Price Reduction for Qwen3-235B on Doubleword

Today we’re reducing the price of our highest-intelligence model, Qwen3-235B-A22B-Instruct.

This is a model with the same intelligence as the strongest frontier systems available today, and from now on it’s significantly cheaper to run with Doubleword. We’re dropping pricing:

From: $0.20 / $0.60
To: $0.10 / $0.40

This puts this level of intelligence 180× cheaper than the same intelligence models from Anthropic ($15 / $75).

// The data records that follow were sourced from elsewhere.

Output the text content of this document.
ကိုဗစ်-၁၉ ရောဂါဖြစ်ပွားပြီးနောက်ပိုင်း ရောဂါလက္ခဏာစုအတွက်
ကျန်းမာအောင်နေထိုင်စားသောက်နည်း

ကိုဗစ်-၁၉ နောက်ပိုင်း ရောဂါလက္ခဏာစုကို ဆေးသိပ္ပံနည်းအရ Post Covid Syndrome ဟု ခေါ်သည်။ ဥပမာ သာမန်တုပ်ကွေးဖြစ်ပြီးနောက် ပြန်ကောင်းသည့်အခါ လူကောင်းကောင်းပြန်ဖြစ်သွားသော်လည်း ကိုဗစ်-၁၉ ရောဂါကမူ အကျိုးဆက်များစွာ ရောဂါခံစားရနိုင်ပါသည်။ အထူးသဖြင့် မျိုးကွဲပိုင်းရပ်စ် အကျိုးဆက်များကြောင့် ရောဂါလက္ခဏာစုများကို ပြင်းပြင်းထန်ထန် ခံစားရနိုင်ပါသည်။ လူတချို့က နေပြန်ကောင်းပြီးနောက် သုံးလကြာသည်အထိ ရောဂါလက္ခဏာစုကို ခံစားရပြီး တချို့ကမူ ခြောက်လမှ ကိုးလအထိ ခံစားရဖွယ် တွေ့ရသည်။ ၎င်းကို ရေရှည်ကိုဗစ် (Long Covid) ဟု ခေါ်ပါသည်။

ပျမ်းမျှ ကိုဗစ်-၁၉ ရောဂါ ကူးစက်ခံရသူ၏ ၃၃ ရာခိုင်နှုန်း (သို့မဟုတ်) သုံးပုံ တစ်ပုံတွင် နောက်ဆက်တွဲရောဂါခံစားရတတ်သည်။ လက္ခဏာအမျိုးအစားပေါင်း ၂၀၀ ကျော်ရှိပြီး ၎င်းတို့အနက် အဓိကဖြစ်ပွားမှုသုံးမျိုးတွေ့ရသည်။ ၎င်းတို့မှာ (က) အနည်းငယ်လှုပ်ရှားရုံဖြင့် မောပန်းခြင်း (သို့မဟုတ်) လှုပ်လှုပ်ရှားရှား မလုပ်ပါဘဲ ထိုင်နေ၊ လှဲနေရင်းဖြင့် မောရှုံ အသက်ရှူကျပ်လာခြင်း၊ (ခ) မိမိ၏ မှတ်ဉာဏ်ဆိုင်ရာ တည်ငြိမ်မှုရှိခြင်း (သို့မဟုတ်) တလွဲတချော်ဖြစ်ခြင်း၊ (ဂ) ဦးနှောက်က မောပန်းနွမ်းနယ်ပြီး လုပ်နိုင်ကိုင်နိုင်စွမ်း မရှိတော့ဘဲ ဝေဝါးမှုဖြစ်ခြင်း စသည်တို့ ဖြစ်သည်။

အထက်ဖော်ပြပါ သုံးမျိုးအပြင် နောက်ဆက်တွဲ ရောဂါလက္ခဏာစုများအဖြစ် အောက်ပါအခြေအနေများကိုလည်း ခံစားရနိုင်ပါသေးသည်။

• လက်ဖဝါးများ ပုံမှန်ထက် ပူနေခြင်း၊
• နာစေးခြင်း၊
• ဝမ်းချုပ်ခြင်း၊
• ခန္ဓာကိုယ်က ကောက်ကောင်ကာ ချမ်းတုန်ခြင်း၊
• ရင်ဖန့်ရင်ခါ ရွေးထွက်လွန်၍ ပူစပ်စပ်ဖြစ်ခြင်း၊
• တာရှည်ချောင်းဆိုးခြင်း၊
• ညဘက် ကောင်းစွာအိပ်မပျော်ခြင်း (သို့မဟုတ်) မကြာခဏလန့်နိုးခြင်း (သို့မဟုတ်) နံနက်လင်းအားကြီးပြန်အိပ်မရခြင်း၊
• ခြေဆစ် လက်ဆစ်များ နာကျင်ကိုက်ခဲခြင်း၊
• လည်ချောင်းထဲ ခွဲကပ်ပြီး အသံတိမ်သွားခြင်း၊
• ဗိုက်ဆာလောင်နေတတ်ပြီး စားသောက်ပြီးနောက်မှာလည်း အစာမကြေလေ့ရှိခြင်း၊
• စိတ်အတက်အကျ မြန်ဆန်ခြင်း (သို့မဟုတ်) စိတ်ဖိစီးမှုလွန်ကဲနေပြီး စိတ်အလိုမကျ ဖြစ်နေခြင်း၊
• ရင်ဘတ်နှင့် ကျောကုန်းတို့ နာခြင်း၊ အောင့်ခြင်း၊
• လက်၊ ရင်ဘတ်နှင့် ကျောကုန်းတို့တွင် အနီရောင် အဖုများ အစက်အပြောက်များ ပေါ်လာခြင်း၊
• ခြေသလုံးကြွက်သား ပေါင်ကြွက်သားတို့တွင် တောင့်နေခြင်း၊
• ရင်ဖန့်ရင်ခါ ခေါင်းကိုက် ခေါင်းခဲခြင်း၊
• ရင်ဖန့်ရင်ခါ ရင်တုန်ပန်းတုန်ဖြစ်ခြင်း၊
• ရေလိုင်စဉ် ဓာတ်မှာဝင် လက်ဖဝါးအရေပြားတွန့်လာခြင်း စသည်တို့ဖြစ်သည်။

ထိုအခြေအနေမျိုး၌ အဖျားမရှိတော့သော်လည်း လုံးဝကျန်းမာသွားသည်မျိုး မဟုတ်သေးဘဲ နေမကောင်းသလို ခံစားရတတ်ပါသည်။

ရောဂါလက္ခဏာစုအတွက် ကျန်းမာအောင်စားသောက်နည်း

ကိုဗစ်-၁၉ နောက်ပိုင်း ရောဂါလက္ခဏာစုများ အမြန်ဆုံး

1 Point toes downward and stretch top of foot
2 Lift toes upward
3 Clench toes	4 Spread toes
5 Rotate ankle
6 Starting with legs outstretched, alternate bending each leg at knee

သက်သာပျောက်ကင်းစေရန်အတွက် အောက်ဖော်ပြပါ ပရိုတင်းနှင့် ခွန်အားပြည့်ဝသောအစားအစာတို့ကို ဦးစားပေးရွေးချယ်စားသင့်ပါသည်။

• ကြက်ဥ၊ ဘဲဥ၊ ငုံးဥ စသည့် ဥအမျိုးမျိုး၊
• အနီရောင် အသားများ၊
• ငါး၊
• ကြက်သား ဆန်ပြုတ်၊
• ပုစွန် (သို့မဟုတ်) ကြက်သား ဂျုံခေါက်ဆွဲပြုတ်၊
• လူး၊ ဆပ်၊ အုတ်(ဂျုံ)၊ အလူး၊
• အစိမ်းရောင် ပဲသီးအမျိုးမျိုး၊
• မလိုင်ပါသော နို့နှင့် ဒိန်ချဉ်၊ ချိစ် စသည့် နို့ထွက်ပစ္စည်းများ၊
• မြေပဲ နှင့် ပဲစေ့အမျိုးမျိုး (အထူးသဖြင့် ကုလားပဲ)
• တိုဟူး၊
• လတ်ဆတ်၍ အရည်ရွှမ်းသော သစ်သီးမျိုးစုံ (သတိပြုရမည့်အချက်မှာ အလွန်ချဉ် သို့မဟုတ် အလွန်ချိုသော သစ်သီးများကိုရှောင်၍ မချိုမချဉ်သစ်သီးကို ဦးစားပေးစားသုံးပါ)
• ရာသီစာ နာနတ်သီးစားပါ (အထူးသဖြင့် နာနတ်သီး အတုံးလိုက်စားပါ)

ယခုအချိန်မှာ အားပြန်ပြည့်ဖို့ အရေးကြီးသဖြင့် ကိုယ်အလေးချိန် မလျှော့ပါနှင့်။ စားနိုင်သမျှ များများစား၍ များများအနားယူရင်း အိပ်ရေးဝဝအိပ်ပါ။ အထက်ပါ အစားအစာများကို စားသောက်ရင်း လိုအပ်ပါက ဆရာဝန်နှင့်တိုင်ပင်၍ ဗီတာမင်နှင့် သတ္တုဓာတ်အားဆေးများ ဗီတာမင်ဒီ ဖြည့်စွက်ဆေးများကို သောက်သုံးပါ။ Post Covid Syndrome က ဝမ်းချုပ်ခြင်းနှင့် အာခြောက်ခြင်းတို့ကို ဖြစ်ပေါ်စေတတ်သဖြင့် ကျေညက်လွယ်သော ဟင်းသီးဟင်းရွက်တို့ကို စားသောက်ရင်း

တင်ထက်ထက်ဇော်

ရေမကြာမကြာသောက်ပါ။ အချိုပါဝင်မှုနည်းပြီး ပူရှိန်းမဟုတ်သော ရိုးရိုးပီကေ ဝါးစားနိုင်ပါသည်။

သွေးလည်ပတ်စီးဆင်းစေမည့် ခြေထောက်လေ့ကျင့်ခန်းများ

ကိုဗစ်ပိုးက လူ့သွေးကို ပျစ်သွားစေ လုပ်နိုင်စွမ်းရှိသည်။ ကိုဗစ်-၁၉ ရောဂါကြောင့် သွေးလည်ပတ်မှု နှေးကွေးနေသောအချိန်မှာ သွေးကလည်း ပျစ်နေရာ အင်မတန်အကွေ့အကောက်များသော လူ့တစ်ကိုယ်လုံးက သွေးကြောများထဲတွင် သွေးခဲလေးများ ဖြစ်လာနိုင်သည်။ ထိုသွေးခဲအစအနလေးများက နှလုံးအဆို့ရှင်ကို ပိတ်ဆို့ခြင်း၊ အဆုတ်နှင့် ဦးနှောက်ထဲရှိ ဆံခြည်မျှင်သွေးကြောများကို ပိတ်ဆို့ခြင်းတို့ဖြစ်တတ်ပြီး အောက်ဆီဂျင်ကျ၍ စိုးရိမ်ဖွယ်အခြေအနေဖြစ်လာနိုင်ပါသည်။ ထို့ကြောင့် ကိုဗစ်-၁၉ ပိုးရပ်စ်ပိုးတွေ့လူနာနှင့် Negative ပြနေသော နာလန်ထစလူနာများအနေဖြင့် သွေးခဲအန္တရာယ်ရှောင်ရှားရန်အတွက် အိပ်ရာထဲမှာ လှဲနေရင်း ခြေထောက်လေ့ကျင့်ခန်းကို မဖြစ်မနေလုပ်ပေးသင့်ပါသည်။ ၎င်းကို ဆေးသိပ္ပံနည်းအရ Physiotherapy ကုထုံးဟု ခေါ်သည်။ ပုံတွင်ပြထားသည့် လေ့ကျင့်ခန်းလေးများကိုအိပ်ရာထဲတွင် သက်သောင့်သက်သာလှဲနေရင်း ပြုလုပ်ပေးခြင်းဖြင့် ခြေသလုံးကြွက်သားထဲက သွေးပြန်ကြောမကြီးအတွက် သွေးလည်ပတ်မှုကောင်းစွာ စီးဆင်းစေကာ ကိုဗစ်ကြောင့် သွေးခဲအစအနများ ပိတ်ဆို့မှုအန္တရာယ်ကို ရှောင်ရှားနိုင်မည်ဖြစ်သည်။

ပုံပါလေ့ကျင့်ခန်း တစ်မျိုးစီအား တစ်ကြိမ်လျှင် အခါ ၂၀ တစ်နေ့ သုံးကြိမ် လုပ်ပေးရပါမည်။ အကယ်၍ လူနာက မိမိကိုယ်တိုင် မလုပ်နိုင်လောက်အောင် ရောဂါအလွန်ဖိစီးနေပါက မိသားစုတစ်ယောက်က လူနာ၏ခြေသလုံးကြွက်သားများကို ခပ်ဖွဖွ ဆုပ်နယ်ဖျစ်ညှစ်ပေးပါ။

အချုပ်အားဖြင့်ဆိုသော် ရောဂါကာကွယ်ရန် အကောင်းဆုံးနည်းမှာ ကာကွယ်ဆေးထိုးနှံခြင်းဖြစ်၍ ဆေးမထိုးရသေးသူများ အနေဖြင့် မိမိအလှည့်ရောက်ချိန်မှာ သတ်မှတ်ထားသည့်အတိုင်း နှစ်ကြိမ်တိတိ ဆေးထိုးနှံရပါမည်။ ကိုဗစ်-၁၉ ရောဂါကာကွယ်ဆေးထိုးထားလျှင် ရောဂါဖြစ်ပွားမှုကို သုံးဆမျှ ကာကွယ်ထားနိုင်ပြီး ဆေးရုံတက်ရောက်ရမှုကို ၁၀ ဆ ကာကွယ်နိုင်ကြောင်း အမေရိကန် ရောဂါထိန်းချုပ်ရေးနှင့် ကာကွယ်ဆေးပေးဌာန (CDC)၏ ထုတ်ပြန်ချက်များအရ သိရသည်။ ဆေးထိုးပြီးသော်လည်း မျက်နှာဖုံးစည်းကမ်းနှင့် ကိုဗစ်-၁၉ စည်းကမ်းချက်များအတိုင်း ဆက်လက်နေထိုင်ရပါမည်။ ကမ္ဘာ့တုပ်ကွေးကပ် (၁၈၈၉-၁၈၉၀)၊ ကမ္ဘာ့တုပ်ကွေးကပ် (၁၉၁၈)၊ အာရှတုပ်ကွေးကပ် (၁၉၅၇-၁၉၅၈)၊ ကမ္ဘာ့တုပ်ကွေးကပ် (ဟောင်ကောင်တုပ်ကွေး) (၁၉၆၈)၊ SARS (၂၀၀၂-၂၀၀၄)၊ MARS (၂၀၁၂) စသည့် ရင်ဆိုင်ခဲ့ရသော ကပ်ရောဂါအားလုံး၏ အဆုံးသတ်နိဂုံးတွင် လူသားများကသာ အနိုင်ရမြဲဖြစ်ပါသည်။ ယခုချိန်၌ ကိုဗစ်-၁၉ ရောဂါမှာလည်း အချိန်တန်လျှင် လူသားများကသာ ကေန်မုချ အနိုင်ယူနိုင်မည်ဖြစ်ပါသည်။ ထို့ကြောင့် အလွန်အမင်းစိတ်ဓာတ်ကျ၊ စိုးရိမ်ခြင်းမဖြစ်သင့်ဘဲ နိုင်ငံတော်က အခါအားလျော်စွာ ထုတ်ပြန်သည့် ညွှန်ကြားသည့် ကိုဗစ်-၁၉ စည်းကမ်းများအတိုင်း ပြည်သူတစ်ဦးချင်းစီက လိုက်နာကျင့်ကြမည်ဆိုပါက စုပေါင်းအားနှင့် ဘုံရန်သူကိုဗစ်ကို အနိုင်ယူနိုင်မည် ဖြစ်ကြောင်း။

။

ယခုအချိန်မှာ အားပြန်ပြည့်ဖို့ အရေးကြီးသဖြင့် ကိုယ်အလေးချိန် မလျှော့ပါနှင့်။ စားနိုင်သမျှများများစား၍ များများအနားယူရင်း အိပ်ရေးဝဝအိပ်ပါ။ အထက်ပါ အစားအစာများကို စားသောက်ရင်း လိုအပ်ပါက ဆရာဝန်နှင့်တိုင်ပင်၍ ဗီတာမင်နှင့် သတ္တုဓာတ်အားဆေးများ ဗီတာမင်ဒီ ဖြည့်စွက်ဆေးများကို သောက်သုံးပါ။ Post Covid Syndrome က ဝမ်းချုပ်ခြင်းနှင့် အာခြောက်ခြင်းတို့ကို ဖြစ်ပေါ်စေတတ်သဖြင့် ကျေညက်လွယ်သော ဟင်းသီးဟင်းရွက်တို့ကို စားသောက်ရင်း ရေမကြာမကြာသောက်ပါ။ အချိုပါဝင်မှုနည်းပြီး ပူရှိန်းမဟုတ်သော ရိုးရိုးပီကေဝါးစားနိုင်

This isn’t a promotion or a short-term incentive. It’s a permanent reduction, and it’s the result of how we think about inference from first principles.

Optimising for throughput, not latency

Most of the industry has been optimising their entire tech stack for latency. Sub-second responses became the benchmark, and infrastructure, pricing, and developer habits evolved around that goal. That makes sense for a narrow class of use cases - when a human is sitting there waiting for a response, latency matters enormously.

But what’s quietly become clear over the last year is that most inference workloads don’t look like that at all. The fastest-growing use cases are background jobs like model evaluations, synthetic data generation, and async agents which run for minutes or hours at a time. In these cases, whether a result arrives in 200 milliseconds or 20 minutes often makes no practical difference. And yet, many teams still run these workloads on real-time APIs by default.

The result is what we think of as the latency tax. If your workload can wait, using real-time infrastructure means you’re paying a large premium for speed you don’t need. In practice, teams are often overpaying by 80–90%, not because the model is better, but because the entire system is optimised for quick responses that they just don’t need.

Inference at Doubleword

All of our inference research starts with a simple question:

How can we make inference 100× cheaper?

That question shapes almost every decision we make. It guides our decisions on what hardware to use and which providers to work with. We build our inference and scaling engine around innovations that optimise for throughput (you can see some of our recent research here). And we’ve built a developer experience designed specifically for long-running, high-volume workloads.

Our research and infrastructure teams are constantly lowering the cost floor. Whenever we unlock these gains, we pass them on to our customers.